Small gestures go a long way, says Troisie, “I definitely want to know if we want to feel safe, whether that’s a gender-neutral bathroom or maybe a pin you’re wearing. That’s like a rainbow flag or something like that. And it’s really the little things that make a big difference.”
Cities like Atlanta, Stockholm, Madrid and Paris are discussed where to go and their favorite places. “I was in awe,” Troisi said of her recent trip to Kansas City, telling the audience. I had never been to the Midwest before. And it was a very, very reassuring place. “This weird queer utopia, where queerness is not only acceptable,” Troisim, a native of Long Island, said of Fire Island. He will be honored and respected. We are the majority there and it is a beautiful, majestic place.

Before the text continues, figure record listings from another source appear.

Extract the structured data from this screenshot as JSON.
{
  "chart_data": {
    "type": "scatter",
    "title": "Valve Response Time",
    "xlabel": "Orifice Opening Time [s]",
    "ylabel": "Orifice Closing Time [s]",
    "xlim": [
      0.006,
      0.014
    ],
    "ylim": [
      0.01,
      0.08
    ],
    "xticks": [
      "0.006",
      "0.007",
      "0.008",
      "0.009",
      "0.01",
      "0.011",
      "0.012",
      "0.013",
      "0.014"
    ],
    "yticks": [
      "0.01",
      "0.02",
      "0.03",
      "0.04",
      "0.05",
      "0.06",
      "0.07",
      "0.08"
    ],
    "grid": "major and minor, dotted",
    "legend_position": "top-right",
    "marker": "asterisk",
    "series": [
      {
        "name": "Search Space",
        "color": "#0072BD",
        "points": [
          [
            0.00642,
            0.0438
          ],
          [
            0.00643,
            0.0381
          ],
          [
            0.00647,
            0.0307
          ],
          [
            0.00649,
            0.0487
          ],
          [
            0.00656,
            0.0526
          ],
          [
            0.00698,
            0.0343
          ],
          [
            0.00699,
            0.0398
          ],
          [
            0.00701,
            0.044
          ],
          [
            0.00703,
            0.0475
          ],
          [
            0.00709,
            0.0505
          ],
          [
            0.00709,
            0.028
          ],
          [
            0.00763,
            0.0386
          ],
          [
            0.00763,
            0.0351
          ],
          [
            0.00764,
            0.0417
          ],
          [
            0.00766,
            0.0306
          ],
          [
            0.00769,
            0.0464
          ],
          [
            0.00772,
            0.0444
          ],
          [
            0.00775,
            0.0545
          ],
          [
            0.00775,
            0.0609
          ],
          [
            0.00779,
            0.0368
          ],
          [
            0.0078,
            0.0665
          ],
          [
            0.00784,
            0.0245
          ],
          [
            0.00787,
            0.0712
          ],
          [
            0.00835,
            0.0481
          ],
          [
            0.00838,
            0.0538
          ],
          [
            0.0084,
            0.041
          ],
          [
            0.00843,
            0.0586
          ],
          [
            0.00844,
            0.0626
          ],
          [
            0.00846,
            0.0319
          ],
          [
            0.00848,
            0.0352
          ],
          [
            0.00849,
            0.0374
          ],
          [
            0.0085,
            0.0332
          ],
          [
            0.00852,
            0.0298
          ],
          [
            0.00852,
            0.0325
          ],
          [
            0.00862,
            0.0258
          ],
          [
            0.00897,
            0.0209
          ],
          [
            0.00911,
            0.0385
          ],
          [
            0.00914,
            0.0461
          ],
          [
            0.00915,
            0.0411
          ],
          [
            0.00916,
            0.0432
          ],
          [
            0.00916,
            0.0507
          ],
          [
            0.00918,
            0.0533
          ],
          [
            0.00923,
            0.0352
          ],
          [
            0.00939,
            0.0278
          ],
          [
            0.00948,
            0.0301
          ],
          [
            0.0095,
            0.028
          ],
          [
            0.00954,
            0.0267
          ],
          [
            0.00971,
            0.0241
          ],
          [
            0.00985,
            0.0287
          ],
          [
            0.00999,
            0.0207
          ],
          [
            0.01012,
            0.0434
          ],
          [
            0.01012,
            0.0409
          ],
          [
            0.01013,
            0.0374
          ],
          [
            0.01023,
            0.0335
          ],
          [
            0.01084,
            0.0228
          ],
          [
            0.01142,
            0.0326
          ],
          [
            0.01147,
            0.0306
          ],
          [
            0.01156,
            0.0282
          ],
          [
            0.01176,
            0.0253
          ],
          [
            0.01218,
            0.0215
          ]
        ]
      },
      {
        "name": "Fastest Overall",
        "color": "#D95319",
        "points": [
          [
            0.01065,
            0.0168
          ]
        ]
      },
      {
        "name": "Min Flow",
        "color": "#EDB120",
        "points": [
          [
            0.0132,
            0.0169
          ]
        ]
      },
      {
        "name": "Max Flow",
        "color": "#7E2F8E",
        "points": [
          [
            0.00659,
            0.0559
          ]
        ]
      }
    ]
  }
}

In contrast, Serrano explained to Queer Color that “Fire Island can be hit or miss.” For example, he discussed how black pride on Fire Island would never happen.
All the speakers were impressed with the idea of delegation and stepping out, even under difficult circumstances. And for the speakers, this means different identities.
Troisi explained that this applies not only to travel, but also to everyday life, such as a disability. “There was a little girl from Russia who had one arm like me,” she said of being a camp counselor. And I’m like, she can’t know that I’m out here, you know. She always wears long sleeves to cover her cleavage. And at first I lost sight of how much she meant to me. And the closer we got, the more I realized I was making a difference in her life, which was truly humbling and special to me. That’s what I want to say to anyone here – just be your true and authentic self, no matter where you are. You never know whose life you will touch.
“Our presence can really change someone’s life,” Troisi said of travel and other ways LGBTQ+ people live their lives.
Although many felt a sense of progress, in closing the event, Lentz noted that the current state of affairs in Florida is that their partner company, JetBlue, has rebranded their diversity training as “your customer base.”
“It’s such a crazy time right now,” she added.